Report Number: CSL-TR-89-397
Institution: Stanford University, Computer Systems Laboratory
Title: Design and Clocking of VLSI Multipliers
Author: Santoro, Mark Ronald
Date: October 1989
Abstract: This thesis presents a versatile new multiplier architecture, which can provide better performance than conventional linear arry multipliers at a fraction of the silicon area. The high performance is obtained by using a new binary tree structure, the 4-2 tree. The 4-2 tree is symmetric and far more regular than other multiplier trees while offering comparable performance, making it better suited for VLSI implementations. To reduce area, a partial, pipelined 4-2 tree is used with a 4-2 carry-save accumulator placed at its outputs to iteratively sum the partial products as they are generated.

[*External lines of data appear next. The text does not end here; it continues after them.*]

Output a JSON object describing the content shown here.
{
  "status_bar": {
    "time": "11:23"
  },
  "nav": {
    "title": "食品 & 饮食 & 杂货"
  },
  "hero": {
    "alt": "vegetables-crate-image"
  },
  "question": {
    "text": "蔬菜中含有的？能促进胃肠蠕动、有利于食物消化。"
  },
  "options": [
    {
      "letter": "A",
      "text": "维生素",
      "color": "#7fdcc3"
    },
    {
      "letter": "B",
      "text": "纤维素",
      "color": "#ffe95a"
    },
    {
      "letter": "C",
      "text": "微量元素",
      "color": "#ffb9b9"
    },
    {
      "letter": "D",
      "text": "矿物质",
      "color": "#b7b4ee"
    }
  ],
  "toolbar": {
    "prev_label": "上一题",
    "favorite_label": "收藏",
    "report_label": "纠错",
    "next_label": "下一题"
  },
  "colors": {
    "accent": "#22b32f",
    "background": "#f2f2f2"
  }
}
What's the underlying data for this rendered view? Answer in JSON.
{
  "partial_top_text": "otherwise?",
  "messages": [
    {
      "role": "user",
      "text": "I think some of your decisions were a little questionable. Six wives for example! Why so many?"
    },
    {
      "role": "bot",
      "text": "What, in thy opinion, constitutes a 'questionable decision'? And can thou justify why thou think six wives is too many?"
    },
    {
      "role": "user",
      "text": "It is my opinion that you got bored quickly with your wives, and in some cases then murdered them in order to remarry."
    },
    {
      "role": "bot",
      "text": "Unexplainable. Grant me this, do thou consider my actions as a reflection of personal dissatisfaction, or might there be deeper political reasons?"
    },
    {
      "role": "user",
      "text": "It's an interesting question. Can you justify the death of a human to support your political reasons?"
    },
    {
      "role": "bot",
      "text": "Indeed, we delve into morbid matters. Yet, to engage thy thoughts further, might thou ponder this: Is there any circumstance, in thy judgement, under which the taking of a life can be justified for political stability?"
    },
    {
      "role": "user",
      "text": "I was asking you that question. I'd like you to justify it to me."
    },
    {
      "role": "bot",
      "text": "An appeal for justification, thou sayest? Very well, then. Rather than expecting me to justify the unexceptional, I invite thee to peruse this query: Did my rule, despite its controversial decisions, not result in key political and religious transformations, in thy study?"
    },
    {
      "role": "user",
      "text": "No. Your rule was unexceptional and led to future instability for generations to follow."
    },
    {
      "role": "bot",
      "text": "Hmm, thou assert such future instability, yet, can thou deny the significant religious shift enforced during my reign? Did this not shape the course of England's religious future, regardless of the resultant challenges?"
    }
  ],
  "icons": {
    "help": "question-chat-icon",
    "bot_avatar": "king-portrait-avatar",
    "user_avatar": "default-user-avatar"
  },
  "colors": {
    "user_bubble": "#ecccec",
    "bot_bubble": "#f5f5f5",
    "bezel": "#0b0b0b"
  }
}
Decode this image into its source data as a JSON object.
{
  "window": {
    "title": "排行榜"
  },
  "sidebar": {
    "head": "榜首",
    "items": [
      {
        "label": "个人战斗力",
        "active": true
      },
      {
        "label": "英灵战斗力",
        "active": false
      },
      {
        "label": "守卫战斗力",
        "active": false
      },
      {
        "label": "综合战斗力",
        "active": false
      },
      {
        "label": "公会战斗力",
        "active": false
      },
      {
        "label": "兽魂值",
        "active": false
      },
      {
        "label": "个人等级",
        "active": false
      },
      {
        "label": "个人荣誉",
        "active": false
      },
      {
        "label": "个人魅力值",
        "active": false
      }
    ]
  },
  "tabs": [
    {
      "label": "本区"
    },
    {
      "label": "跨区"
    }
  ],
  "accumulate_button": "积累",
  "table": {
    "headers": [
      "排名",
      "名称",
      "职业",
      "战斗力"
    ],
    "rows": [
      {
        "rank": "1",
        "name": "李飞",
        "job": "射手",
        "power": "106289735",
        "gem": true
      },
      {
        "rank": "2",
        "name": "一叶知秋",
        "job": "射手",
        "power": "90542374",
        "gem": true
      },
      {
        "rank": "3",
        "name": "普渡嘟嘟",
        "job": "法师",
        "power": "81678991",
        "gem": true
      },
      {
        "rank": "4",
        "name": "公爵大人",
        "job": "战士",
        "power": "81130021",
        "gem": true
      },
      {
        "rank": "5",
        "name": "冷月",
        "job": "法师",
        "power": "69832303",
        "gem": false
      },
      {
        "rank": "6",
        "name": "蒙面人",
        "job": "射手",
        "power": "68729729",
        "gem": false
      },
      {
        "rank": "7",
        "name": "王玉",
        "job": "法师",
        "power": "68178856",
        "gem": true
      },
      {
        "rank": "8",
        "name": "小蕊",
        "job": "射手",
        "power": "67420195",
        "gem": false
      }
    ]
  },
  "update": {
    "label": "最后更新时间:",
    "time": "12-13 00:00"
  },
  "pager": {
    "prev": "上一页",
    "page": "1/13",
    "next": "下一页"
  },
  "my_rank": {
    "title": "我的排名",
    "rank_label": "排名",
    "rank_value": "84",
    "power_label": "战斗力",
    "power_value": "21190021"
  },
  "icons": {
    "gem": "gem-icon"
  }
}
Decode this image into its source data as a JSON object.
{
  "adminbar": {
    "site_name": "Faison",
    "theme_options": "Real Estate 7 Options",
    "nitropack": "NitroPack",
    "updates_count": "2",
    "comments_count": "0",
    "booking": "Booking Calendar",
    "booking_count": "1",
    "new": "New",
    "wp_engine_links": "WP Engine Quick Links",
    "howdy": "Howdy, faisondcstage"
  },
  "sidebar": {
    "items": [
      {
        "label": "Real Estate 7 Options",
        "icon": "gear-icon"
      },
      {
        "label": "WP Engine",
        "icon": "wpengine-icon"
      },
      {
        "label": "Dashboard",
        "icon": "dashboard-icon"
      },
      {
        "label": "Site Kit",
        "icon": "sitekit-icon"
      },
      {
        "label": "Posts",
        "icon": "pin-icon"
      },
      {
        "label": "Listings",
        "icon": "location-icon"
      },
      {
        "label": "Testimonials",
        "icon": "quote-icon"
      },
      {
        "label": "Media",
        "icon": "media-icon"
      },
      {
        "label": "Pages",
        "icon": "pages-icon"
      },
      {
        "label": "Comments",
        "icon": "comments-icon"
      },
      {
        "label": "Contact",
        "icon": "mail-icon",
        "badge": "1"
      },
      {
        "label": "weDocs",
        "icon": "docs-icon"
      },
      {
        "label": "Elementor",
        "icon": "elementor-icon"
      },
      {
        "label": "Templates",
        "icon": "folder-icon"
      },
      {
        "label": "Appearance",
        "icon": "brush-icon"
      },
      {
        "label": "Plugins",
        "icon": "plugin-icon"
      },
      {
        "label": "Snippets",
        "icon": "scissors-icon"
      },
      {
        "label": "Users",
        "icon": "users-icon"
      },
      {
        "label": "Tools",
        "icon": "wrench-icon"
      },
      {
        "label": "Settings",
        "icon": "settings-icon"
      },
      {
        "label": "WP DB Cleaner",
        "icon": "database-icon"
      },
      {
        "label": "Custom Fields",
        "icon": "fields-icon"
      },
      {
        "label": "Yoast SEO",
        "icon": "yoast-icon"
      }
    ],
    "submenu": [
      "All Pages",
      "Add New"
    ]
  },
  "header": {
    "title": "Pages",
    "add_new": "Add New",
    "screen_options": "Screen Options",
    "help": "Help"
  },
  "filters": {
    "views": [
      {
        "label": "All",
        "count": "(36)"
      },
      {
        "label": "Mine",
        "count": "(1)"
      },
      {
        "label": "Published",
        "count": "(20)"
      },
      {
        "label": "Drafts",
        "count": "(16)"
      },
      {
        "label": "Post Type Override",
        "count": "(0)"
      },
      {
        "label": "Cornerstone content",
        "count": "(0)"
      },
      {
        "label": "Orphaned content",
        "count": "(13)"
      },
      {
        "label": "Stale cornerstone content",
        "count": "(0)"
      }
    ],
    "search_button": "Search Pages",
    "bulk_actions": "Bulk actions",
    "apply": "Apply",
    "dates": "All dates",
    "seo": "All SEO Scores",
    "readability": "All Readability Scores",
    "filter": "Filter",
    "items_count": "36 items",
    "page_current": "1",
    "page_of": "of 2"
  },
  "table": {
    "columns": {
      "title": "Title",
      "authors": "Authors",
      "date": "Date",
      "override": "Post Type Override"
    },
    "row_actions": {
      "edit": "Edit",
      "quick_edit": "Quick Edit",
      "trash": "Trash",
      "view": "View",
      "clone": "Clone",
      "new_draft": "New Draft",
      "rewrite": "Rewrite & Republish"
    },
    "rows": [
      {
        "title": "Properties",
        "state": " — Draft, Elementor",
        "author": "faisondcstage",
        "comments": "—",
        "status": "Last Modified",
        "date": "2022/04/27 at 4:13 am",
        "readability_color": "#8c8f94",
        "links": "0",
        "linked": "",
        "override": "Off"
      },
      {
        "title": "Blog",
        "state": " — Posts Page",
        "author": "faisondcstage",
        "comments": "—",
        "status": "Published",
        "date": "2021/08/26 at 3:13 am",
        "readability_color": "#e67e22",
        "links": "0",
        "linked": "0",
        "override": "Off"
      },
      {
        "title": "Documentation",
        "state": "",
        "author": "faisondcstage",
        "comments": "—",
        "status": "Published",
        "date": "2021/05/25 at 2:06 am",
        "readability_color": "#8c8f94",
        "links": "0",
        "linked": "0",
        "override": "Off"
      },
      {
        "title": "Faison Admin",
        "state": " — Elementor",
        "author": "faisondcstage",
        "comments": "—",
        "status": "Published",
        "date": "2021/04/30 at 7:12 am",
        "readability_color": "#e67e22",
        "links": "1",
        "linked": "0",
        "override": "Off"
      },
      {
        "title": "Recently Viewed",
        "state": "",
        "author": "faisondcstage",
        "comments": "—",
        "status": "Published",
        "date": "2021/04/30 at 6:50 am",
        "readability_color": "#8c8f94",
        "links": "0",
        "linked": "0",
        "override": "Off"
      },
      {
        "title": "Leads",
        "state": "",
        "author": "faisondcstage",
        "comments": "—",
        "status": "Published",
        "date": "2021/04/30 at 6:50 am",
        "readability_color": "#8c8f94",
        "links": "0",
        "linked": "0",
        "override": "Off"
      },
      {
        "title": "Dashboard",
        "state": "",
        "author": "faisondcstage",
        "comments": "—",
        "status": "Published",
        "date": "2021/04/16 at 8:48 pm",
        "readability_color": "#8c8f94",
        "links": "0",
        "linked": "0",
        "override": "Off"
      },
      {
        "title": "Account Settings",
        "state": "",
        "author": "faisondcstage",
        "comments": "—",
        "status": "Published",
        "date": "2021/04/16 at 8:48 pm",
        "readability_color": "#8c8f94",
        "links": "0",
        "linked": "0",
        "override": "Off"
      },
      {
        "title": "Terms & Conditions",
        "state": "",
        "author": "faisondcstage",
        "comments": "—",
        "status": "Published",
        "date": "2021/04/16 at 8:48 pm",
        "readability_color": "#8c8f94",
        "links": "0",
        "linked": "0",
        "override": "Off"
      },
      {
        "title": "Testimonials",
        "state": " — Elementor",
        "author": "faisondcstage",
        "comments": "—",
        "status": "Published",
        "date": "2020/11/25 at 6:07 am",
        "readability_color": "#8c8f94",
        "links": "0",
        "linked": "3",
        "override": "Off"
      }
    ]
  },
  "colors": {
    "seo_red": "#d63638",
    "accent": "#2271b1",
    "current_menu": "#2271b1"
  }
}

Maximum performance is obtained by accurately matching the iterative clock to the pipeline rate of the 4-2 tree, using a stoppable on-chip clock generator. To prove the new architecture a test chip, called SPIM, was fabricated in a 1.6 (Mu)m CMOS process. SPIM contains 41,000 transistors with an array size of 2.9 X 5.3 mm. Running at an internal clock frequency of 85 MHz, SPIM performs the 64 bit mantissa portion of a double extended precision floating-point multiply in under 120 ns. To make the new architecture commercially interesting, several high-performance rounding algorithms compatible with IEEE standard 754 for binary floating-point arithmetic have also been developed.